The crisis facing the Turkish economy led to the issuance of a presidential decree published in the official gazette yesterday announcing the isolation of the central bank governor Murad Gintinkaya and the appointment of his deputy Murad Oisal instead. The dispute between the government and the bank over monetary policies in the face of the economic slowdown, Currency volatility, high inflation, and a reluctance to cut interest rates.

The central bank has been under pressure from Turkish President Recep Tayyip Erdogan to cut interest rates to revive an economy that has slipped into recession and shrank sharply for the second consecutive quarter in early 2019. The currency crisis, high inflation and interest rates Total production significantly.

Gitenga raised interest rates by 750 basis points in total, last year, to support the weak pound, bringing interest rates to 24% by September, and has been set at this level so far.

Erdogan's brother-in-law, Bareket al-Bayrak, a finance minister and treasurer, has repeatedly criticized the central bank for keeping interest rates high. "The president and finance minister asked Gittinkaya to resign but he reminded them of the bank's independence and refused to resign," another source said.

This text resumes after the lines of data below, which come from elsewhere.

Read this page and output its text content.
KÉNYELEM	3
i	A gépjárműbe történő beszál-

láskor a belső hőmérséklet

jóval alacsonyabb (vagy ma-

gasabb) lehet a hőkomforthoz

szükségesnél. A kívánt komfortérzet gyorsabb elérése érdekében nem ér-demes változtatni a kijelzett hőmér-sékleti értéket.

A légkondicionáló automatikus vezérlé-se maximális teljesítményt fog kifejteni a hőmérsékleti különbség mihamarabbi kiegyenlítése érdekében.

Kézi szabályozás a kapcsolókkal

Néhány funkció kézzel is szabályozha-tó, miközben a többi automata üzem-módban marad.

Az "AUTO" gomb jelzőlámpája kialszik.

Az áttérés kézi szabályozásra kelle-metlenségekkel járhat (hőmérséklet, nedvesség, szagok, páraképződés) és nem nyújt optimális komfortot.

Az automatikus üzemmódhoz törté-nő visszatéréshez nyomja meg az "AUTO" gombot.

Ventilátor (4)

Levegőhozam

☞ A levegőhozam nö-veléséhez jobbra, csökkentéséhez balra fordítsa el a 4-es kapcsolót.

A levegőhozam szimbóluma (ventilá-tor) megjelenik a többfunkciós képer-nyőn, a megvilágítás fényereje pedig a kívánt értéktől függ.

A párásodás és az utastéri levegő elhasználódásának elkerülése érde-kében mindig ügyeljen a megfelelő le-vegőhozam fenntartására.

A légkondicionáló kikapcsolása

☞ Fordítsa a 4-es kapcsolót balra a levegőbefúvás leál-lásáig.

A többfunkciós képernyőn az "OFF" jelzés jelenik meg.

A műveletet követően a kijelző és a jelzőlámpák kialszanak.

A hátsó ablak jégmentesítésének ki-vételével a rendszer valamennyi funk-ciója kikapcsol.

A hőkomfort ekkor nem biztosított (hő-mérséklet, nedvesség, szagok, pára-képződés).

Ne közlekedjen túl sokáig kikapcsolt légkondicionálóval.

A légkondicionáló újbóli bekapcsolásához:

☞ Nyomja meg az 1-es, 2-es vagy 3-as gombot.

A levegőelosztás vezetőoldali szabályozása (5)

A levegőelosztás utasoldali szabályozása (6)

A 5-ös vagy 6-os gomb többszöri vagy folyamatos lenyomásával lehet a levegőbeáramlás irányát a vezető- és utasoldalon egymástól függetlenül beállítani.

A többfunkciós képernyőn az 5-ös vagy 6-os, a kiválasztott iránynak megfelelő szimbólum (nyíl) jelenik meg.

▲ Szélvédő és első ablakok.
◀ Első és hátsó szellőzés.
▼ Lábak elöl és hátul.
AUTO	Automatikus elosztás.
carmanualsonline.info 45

In a statement yesterday, the central bank said it would continue to operate independently and that the new governor would focus on maintaining price stability as a key objective.

Erdogan's Justice and Development Party (AKP) built its success on Turkey's strong growth and its supporters boasted a high standard of living during the 16 years of their leader's rule, first as prime minister and then as president, but the economy's slide contributed to the party's loss of local elections in Istanbul and Ankara. Which has been in power since 2002.